A Parallel-Group Comparison Study of Celecoxib With Loxoprofen Sodium in Wisdom Tooth Extraction Patients

Yoshio Yamashita DDS, PhD, Department of Oral and Maxillofacial Surgery, Saga University, Faculty of Medicine, Saga, Japan
Naoto Sano PhD, Department of Oral and Maxillofacial Surgery, Saga University, Faculty of Medicine, Saga, Japan
Reona Aijima , Department of Oral and Maxillofacial Surgery, Saga University, Faculty of Medicine, Saga, Japan
Daiji Shimohira PhD, Department of Oral and Maxillofacial Surgery, Saga University, Faculty of Medicine, Saga, Japan
Atsushi Danjo , Department of Oral and Maxillofacial Surgery, Saga University, Faculty of Medicine, Saga, Japan
Masaaki Goto , Department of Oral and Maxillofacial Surgery, Saga University, Faculty of Medicine, Saga, Japan
Celecoxib, a selective COX-2 inhibitor, is used to treat chronic pain from rheumatoid arthritis or osteoarthritis, and there are hopes that it may be also be useful for acute pain following surgery, trauma, or tooth extraction.
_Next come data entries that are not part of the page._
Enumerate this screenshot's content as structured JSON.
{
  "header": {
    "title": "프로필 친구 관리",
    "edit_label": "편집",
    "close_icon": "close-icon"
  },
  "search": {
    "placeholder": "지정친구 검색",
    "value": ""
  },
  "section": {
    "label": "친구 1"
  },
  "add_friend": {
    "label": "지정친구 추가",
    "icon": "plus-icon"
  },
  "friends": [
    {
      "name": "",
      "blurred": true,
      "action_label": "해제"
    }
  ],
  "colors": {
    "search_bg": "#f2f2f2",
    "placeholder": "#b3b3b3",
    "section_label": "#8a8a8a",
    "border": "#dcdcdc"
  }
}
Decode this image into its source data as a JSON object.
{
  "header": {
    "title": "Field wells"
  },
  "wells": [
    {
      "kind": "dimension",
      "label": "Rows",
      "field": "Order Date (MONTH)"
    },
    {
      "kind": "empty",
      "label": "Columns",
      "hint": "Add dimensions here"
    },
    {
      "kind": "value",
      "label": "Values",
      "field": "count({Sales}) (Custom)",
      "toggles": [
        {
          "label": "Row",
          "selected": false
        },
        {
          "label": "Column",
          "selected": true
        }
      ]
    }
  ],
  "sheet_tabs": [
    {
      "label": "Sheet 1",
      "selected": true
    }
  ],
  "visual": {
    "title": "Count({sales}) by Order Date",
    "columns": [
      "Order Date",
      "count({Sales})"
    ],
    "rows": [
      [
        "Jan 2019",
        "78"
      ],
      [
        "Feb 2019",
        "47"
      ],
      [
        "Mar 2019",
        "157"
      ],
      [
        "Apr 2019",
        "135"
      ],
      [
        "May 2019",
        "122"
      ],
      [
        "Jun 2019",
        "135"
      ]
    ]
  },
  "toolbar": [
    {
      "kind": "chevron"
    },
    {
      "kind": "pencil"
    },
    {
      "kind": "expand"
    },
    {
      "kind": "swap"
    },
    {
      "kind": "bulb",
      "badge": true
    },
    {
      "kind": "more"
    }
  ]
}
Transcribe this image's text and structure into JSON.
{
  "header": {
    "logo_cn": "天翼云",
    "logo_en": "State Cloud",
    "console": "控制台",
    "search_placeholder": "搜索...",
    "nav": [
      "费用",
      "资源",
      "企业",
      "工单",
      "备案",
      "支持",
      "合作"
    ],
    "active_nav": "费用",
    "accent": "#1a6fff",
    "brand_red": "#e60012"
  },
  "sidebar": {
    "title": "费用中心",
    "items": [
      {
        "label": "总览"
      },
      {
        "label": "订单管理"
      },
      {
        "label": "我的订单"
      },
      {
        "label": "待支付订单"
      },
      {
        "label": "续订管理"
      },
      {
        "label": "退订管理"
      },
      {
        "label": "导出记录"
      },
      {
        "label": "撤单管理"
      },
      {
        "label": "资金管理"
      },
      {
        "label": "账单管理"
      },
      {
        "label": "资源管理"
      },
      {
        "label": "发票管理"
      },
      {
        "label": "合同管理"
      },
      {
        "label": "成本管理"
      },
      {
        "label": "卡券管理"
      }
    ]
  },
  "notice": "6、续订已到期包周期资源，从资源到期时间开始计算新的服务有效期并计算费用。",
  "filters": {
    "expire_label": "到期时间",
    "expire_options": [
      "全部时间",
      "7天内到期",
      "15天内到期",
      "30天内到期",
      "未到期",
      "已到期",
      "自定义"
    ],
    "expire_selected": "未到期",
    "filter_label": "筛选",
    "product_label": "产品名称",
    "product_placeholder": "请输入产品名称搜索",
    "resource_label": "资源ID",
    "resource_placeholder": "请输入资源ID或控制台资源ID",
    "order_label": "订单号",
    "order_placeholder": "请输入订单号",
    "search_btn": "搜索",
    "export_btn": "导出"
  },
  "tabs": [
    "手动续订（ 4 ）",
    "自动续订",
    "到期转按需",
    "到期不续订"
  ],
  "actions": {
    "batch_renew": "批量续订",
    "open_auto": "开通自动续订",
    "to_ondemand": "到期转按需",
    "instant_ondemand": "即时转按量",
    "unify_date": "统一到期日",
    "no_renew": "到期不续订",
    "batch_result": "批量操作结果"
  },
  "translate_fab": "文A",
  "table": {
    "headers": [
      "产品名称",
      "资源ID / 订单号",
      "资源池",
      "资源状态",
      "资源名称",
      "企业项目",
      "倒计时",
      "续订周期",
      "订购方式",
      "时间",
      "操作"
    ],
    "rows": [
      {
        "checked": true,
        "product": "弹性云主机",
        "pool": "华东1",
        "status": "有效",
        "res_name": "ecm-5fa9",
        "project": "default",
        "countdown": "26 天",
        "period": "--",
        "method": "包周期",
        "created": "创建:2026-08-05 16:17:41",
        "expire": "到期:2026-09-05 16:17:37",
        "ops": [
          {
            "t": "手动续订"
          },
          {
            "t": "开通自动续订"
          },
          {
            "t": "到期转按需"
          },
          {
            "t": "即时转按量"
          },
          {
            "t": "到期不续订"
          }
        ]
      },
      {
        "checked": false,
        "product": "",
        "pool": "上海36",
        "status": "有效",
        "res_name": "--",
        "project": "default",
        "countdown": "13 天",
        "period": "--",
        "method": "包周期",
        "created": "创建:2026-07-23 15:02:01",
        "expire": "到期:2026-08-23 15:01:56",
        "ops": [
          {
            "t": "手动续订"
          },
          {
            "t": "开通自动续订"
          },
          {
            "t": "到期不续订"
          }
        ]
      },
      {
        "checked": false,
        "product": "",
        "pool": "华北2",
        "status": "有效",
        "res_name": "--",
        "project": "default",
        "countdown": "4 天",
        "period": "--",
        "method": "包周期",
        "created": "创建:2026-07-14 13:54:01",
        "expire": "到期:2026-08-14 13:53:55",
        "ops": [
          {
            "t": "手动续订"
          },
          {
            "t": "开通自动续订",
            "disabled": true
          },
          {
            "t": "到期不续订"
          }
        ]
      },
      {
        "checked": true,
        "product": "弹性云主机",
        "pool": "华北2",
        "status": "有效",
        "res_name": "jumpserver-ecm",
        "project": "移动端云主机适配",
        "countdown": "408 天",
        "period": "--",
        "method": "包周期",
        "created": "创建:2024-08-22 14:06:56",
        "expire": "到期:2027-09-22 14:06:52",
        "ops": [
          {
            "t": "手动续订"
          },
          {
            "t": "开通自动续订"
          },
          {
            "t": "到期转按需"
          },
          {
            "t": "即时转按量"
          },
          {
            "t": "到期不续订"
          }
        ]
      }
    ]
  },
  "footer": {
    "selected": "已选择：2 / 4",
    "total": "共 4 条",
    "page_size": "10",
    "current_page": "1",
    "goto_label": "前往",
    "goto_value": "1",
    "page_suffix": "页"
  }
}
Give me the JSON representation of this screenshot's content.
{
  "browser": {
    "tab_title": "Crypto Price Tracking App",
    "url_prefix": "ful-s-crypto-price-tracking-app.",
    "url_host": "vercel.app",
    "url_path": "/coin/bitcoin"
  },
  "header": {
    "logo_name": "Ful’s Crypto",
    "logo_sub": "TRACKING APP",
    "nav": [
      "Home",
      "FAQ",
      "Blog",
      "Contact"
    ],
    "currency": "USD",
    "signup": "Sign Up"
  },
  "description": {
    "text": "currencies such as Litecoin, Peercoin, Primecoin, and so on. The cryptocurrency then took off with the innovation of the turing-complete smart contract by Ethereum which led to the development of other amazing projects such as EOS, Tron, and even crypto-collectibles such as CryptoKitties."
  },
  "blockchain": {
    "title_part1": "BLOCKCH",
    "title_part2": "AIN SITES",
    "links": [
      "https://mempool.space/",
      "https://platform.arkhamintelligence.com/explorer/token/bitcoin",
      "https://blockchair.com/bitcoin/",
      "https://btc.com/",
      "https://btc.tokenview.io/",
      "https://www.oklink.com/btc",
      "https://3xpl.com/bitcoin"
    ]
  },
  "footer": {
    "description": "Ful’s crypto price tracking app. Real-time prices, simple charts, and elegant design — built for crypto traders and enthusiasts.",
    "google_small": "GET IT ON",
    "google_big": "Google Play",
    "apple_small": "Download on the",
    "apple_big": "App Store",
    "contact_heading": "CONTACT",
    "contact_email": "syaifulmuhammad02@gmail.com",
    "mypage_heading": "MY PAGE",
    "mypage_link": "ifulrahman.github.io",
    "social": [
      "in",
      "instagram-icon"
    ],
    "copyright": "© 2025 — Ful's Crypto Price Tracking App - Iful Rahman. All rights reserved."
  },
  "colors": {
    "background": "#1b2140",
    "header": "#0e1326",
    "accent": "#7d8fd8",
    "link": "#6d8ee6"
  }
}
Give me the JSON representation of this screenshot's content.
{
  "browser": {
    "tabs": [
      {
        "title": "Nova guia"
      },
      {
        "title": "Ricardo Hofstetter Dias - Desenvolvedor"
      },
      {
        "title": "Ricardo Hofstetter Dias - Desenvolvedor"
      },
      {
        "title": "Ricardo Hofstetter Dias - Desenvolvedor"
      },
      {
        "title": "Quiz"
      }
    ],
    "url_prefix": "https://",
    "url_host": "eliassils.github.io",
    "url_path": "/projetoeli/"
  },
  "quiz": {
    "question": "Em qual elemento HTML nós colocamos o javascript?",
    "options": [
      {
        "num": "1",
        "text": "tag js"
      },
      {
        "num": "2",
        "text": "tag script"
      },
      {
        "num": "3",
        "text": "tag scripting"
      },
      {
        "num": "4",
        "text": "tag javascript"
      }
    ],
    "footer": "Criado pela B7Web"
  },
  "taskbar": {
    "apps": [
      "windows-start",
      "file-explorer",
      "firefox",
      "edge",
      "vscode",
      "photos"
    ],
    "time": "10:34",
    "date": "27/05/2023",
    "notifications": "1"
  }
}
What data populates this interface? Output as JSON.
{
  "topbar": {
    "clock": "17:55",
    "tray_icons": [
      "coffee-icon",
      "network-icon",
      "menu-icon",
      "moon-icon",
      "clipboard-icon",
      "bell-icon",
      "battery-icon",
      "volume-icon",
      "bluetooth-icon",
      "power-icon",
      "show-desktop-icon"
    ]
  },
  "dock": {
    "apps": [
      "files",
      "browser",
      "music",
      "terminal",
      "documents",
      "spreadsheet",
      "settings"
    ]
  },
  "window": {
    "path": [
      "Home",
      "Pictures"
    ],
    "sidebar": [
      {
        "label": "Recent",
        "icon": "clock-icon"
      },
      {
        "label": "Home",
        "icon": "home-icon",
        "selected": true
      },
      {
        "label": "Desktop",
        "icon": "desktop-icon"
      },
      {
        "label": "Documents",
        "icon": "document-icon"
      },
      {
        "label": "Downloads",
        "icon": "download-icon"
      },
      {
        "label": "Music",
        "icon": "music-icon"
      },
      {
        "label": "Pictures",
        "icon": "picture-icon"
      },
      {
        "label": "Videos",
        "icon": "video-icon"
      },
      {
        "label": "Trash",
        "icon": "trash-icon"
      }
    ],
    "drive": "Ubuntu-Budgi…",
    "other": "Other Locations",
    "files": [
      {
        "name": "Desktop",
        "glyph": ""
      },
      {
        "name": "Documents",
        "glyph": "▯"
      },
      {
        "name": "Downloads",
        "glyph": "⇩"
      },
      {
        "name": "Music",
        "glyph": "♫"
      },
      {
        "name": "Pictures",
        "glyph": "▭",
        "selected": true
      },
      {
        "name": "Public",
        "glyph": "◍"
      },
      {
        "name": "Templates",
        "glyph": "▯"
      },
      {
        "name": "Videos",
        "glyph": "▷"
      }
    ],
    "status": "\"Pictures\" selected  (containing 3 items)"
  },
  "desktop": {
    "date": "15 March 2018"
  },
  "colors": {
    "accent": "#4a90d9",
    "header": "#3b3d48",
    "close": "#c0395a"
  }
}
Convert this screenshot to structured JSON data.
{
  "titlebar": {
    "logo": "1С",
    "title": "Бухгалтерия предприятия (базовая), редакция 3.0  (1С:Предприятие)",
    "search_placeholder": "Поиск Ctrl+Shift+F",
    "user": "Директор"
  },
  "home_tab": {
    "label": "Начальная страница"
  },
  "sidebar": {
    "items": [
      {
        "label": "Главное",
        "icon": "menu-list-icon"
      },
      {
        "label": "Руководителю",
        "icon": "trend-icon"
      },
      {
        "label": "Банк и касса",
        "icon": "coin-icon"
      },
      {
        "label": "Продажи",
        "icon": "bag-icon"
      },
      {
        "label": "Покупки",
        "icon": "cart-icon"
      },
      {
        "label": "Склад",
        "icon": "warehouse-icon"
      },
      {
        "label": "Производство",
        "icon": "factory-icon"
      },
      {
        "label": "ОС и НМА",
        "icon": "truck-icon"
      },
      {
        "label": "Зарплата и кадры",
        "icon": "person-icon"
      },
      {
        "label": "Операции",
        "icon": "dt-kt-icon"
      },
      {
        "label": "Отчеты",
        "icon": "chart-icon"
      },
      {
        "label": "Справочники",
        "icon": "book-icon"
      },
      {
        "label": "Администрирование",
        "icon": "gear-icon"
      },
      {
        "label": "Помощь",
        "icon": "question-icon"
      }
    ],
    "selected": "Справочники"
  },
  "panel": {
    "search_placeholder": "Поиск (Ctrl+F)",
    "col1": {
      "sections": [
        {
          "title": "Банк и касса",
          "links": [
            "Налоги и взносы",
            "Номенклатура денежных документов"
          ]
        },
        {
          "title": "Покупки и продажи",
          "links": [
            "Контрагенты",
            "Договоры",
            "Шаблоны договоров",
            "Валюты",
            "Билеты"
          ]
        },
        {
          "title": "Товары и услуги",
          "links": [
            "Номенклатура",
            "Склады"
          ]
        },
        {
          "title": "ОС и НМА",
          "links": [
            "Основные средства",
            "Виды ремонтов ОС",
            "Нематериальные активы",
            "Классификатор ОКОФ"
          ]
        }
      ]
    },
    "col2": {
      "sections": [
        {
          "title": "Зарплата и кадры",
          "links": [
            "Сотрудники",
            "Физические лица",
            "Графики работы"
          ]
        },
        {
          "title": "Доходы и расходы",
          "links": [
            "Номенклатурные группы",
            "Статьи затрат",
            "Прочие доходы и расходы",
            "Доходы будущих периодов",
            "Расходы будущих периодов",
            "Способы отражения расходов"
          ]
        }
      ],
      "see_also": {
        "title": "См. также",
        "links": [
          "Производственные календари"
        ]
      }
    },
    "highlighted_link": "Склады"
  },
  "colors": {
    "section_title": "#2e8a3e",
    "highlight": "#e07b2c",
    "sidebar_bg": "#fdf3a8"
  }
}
Wisdom tooth extraction is the most common oral surgical procedure. A number of different NSAIDs are currently used for post-extraction analgesia, but since most of these are non-selective COX inhibitors, they entail the risk of gastrointestinal damage, including gastrointestinal ulcers, perforation, obstruction, and hemorrhage.

In this study, patients who had undergone wisdom tooth extraction were given either loxoprofen sodium, the NSAID most frequently used in Japan for this purpose, or the selective COX-2 inhibitor celecoxib, and their efficacy and safety were compared.

This was a parallel-group comparison study, in which 107 patients who had undergone wisdom tooth extraction were given celecoxib, and 102 were given loxoprofen.

The level of pain on a visual analogue scale (VAS) 15 min and 30 min after taking the experimental drug decreased with the passage of time, with no significant difference between the two groups. The percentage of patients taking a second dose was 64.5% for celecoxib and 80.4% for loxoprofen. The time to second dose was significantly longer for celecoxib (533.5 min) than for loxoprofen (387.4 min). There was no significant difference in efficacy between the two groups in terms of patient’s impression of efficacy, at 77.4% for loxoprofen and 74.5% for celecoxib.

These results demonstrated that celecoxib is not inferior to loxoprofen for pain after wisdom tooth extraction, and that its effect is actually more persistent.